An exterior view of building BV100, during a tour of Google's new Bay View Campus in Mountain View, California, U.S. May 16, 2022. Picture taken May 16, 2022.
Alphabet's Google LLC won a jury trial on Tuesday in a long-running patent lawsuit in Delaware federal court over features in Google's smartphones and apps.
The jury decided that Luxembourg-based patent owner Arendi SARL's patent was invalid and that Google did not infringe it, according to the verdict made public on Wednesday.
Attorneys for Arendi did not immediately respond to a request for comment. Google spokesperson José Castañeda said the company was pleased with the decision and appreciated the jury's "careful attention to the extensive evidence presented in this case."

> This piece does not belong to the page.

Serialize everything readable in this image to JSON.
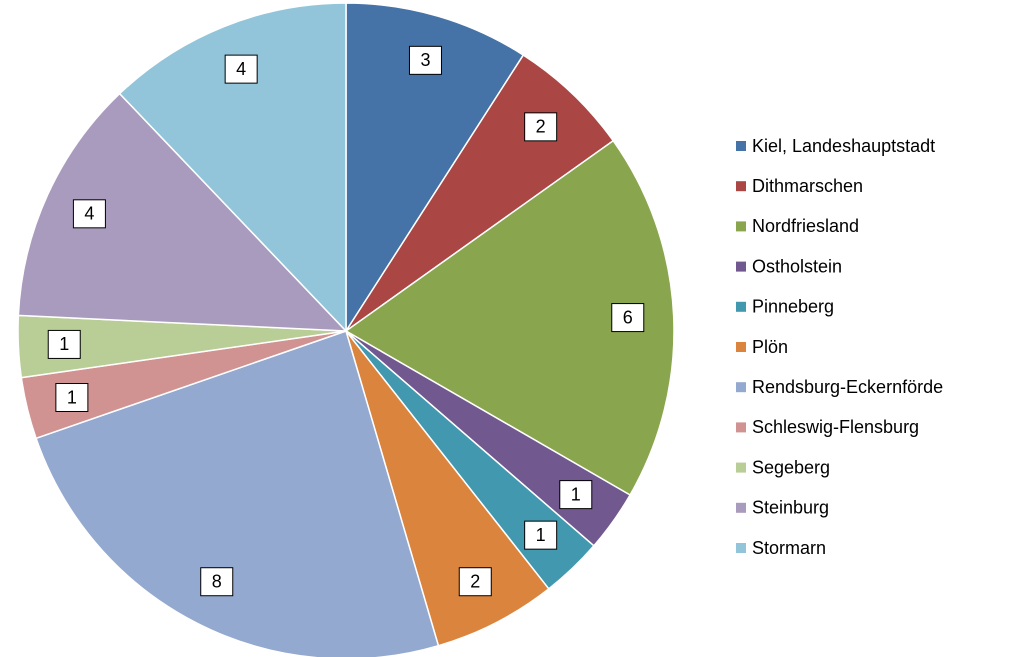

Norwegian inventor Atle Hedloy's Arendi sued Google in 2013 over the patent, which relates to retrieving information like names and addresses from a database and entering it into word processors and spreadsheets.
Arendi alleged that Google's mobile devices and apps including Gmail, Chrome, Docs and Messages infringed. It asked the court for $45.5 million in damages, according to a spokesperson for Google's law firm Paul Hastings.
The jury determined that Google did not infringe Arendi's patent and agreed with Google's argument that the patent was invalid based on earlier publications that disclosed the same invention.
Arendi has also sued other tech companies including Apple Inc, Microsoft Corp and Samsung Electronics Co over related patents. Those cases have all been dismissed or resolved.